Par ailleurs, ces footballeurs précurseurs du renouveau du championnat saoudien vont tirer leur épingle du jeu, en portant leur tenue de travailleurs contractuels, en ce sens qu’ils allient profit et passion. Ils ont le double avantage de jouer dans un championnat prestigieux et très juteux mais aussi d’être dans un pays qui tend vers la qualité et le grand luxe avec les mégaprojets de la Vision 2030.
De l’autre côté également, les joueurs évoluant dans la Saudi Pro League gagneront plus en technicité et en confiance mais aussi rentreront désormais dans le mercato du fait de la visibilité qu’ils ont à se frotter toutes les semaines à des joueurs de classe mondiale.
Aussi, cette allure qu’a pris la Saudi Pro League va impacter directement ou indirectement le quotidien des saoudiens dont 70% de la population est âgé de moins de 40 ans. Or, au-delà de son effet d’entrainement sur la vie économique d’un pays, le sport notamment le football a ce pouvoir magique de procurer des petits plaisirs et joies indescriptibles pouvant contribuer à changer l’humeur de tout un quartier, de toute une ville et de toute une nation.
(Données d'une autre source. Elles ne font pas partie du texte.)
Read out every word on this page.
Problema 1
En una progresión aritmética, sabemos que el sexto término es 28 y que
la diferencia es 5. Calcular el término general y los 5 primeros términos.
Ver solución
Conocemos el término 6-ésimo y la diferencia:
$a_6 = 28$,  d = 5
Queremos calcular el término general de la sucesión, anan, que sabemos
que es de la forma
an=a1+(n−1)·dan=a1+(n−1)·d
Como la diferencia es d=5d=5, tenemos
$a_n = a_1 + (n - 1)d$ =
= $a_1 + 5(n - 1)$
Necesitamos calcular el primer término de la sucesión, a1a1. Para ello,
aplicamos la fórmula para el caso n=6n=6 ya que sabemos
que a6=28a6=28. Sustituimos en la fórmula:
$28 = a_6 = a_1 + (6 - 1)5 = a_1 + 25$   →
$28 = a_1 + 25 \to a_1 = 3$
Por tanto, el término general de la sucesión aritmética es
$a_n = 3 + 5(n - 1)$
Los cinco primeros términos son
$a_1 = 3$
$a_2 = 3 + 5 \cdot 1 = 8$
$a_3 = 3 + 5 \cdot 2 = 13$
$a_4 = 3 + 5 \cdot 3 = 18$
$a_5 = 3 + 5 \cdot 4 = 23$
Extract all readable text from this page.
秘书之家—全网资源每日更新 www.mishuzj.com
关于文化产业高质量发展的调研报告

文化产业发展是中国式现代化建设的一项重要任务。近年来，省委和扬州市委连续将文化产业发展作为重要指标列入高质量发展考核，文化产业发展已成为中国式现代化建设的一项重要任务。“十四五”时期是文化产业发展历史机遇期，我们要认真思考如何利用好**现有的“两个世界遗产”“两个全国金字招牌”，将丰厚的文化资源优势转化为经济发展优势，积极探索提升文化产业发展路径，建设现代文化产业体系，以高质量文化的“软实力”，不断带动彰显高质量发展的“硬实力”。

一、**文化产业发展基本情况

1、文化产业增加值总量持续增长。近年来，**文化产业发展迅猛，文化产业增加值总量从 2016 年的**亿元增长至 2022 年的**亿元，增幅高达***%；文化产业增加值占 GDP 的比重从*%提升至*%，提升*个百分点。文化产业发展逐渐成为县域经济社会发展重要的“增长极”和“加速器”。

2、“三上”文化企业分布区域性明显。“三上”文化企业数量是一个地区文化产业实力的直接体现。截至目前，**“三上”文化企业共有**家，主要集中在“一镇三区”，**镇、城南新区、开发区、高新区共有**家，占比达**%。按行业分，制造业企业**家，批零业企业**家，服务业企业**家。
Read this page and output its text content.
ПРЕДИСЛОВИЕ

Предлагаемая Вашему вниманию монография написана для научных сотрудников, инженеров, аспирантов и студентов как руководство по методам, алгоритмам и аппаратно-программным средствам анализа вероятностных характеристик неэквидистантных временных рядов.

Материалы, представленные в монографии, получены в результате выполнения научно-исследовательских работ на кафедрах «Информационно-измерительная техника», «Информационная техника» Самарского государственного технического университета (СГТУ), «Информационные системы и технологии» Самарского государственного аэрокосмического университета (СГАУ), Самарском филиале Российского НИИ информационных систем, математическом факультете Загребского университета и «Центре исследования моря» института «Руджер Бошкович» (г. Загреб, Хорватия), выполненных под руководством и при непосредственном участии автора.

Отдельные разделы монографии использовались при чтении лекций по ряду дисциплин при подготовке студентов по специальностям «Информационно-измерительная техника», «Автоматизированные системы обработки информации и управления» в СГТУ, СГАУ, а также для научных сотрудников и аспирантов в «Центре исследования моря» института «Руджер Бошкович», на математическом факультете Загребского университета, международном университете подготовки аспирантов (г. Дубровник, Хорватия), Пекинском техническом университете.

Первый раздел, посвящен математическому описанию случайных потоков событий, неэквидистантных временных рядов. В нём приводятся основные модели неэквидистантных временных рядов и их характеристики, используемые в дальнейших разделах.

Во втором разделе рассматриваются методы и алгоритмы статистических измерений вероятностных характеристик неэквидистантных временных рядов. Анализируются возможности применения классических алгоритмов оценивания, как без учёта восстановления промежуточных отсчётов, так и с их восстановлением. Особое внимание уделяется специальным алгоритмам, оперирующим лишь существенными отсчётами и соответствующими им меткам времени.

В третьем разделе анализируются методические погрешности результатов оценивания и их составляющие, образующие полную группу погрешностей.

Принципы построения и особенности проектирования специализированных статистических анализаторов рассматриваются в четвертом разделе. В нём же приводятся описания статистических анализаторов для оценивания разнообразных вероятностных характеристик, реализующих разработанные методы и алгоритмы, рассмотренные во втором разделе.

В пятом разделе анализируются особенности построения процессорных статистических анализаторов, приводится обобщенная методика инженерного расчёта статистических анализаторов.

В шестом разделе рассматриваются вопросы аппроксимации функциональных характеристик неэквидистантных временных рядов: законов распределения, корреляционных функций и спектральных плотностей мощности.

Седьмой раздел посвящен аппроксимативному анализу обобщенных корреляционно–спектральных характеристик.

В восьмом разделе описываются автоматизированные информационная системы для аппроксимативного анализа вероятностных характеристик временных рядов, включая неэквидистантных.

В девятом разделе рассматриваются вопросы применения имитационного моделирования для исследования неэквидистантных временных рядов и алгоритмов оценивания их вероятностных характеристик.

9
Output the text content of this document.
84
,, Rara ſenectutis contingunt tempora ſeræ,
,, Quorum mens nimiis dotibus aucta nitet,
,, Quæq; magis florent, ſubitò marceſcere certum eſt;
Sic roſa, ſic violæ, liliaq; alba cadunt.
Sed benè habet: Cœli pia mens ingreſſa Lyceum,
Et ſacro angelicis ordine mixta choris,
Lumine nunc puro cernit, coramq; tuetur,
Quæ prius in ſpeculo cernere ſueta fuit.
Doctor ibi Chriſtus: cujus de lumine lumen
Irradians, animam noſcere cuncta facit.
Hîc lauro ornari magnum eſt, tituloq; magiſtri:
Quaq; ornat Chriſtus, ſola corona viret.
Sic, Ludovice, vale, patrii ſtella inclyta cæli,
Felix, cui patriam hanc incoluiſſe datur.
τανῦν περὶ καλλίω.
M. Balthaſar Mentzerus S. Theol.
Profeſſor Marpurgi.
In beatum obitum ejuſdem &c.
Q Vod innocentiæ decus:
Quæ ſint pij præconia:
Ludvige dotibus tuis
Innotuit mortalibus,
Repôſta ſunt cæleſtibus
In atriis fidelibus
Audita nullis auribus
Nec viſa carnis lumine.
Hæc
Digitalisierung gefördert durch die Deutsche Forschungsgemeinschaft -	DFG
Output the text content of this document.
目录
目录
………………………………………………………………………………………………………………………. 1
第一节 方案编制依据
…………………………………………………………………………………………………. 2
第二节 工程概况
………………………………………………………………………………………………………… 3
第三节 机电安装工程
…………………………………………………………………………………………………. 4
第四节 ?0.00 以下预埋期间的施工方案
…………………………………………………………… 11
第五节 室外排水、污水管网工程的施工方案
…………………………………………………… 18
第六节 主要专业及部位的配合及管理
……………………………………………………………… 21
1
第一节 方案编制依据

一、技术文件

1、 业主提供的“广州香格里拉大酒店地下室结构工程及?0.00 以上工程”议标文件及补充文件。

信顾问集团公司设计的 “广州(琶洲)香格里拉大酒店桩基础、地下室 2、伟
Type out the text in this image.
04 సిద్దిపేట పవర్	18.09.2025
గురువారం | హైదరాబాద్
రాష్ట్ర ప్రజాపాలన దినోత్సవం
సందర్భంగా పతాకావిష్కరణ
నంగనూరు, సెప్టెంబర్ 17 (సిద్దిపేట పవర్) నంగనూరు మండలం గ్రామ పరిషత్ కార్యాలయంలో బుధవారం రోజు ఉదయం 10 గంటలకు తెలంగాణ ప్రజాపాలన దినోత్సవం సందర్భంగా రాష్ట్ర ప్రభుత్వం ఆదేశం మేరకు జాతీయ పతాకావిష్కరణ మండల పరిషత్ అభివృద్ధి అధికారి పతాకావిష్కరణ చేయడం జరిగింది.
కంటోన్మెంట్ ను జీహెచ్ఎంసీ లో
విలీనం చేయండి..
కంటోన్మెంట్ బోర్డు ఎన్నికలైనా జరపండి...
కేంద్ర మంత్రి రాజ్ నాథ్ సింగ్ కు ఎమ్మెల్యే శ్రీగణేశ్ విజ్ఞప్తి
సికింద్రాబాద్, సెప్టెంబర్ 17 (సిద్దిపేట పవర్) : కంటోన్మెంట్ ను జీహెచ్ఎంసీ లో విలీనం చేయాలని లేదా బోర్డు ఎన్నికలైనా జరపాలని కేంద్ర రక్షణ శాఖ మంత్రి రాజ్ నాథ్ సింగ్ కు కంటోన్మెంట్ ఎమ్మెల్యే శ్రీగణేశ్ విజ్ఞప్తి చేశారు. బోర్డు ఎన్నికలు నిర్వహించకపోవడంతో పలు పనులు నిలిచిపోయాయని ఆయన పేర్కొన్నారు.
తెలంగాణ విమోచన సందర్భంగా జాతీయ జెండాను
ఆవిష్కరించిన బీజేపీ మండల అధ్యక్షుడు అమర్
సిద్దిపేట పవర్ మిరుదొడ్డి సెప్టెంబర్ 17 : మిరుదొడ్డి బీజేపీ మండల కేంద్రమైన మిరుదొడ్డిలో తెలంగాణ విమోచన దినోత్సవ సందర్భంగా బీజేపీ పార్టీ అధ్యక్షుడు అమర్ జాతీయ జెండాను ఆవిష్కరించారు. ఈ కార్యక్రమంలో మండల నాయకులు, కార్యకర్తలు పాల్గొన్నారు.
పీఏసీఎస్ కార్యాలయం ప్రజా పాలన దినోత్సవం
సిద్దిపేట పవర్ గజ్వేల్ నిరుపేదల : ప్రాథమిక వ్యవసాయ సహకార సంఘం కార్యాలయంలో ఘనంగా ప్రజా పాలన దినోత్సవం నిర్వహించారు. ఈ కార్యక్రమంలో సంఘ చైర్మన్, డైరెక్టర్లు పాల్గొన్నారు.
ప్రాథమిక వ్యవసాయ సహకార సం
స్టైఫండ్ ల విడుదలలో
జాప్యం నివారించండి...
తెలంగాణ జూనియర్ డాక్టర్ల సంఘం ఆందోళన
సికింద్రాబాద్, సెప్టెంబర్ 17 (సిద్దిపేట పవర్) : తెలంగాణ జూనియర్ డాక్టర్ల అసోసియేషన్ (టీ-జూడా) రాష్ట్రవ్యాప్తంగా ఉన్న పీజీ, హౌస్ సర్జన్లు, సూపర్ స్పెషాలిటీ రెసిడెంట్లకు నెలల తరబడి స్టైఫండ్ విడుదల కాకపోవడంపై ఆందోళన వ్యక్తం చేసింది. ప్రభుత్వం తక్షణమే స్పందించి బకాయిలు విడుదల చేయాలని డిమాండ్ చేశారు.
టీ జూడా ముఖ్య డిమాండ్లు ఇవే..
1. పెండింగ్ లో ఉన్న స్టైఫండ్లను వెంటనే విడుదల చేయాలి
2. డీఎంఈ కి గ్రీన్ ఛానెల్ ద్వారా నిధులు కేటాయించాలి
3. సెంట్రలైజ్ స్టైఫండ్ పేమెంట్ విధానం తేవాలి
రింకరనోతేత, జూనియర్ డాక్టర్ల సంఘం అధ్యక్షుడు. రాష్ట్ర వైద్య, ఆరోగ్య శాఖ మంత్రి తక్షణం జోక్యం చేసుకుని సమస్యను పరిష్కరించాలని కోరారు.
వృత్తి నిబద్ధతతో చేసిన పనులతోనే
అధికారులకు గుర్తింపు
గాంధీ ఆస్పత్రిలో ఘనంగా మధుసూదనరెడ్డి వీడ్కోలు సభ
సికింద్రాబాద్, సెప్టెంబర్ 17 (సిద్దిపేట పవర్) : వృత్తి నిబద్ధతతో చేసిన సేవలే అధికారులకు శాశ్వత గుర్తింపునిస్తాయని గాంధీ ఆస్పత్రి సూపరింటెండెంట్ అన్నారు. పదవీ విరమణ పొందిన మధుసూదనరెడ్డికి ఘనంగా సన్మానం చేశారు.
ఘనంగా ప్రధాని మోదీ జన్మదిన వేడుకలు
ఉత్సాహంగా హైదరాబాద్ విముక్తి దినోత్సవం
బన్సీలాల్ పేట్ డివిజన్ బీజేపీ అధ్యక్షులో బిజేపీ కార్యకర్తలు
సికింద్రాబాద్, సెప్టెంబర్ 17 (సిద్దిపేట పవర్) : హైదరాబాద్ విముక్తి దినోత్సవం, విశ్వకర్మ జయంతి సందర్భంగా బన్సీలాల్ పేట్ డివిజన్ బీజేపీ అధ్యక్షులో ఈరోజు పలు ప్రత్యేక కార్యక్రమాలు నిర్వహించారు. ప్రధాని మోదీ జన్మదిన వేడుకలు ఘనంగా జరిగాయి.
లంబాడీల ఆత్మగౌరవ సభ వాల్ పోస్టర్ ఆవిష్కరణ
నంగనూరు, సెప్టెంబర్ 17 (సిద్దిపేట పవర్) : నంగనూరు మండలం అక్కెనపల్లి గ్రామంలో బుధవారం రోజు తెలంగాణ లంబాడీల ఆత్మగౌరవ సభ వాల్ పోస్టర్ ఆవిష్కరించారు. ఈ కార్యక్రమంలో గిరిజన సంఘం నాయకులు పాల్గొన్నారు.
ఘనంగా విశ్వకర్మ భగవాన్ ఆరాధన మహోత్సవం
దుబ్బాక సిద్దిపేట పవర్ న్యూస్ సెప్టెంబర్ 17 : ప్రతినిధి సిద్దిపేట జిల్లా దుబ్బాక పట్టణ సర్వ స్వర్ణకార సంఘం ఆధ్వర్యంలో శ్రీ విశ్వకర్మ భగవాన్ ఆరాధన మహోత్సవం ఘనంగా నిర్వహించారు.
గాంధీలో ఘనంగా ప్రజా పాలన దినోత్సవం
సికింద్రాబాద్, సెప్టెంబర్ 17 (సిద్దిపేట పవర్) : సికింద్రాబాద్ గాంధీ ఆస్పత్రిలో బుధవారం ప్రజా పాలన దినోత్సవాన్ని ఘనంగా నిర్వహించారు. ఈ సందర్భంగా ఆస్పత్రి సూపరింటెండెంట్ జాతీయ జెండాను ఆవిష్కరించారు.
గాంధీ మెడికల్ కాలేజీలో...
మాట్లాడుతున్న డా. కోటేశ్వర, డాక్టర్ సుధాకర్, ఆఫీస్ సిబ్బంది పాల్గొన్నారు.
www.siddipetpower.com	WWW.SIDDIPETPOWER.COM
Elle peut également, dans une certaine mesure, impacter positivement ou négativement la perception du monde extérieur vis-à-vis d’un pays.
C’est d’ailleurs ce pouvoir magique du football et ses capacités à agir sur la sensibilité des humains ou à redorer l’image des pays qui fait que certains détracteurs de l’Arabie Saoudite qualifient de « sportswashing » les efforts immenses consentis par les autorités saoudiennes dans le domaine du sport et des loisirs. En effet, On parle de sportswashing quand un pays utilise le sport « pour détourner l’attention du public des questions relatives aux droits humains ».
Cependant, force est de constater que lorsque l’Arabie Saoudite rachetait le Newcastle United et le Qatar avait acquis le Paris Saint-Germain, les médias occidentaux ne parlaient pas de sportswashing mais plutôt de « soft power » c’est-à-dire « la capacité d’un Etat à exercer une influence sur la scène internationale ». Est-ce parce que les intérêts de l’Europe étaient bien sauvegardés ? On ne saurait le dire mais la coïncidence est troublante.
En définitive, retenons que cette grande offensive des autorités saoudiennes pour développer l’industrie du sport et des loisirs rentre dans sa stratégie globale de diversification de son économie qui dépend à 90% du pétrole et du gaz. Ce qui permettra au royaume d’éviter le syndrome hollandais ou encore les effets négatifs de la dépendance d’une économie sur une rente pétrolière.
En outre, au regard des percées du Royaume d’Arabie Saoudite dans le domaine du sport, le Sénégal gagnerait à étendre sa coopération bilatérale avec l’Arabie Saoudite au secteur des sports et loisirs. Ce qui permettrait de nouer des partenariats spécifiques avec les clubs et le secteur privé saoudiens en vue d’accroitre les investissements dans le sport et les activités connexes favorisant la formation dans les métiers du sport et le développement des pépinières, des académies de football, des infrastructures, etc. Le Sénégal pourra ainsi développer son championnat local et être un important pourvoyeur de talents aux championnats saoudiens et asiatiques mais aussi au marché mondial du sport.
Aussi, au regard du rôle pivot que joue le fonds souverain du Royaume d’Arabie Saoudite dans la transformation structurelle de son économie, il est recommandable que le Sénégal s’inspire de l’expérience du Fonds Public d’Investissement de l’Arabie Saoudite pour se doter d’un outil adapté et suffisamment efficace pour tirer meilleur profit de nos ressources pétrolières et gazières dont les premières retombées sont attendues dans les mois à venir.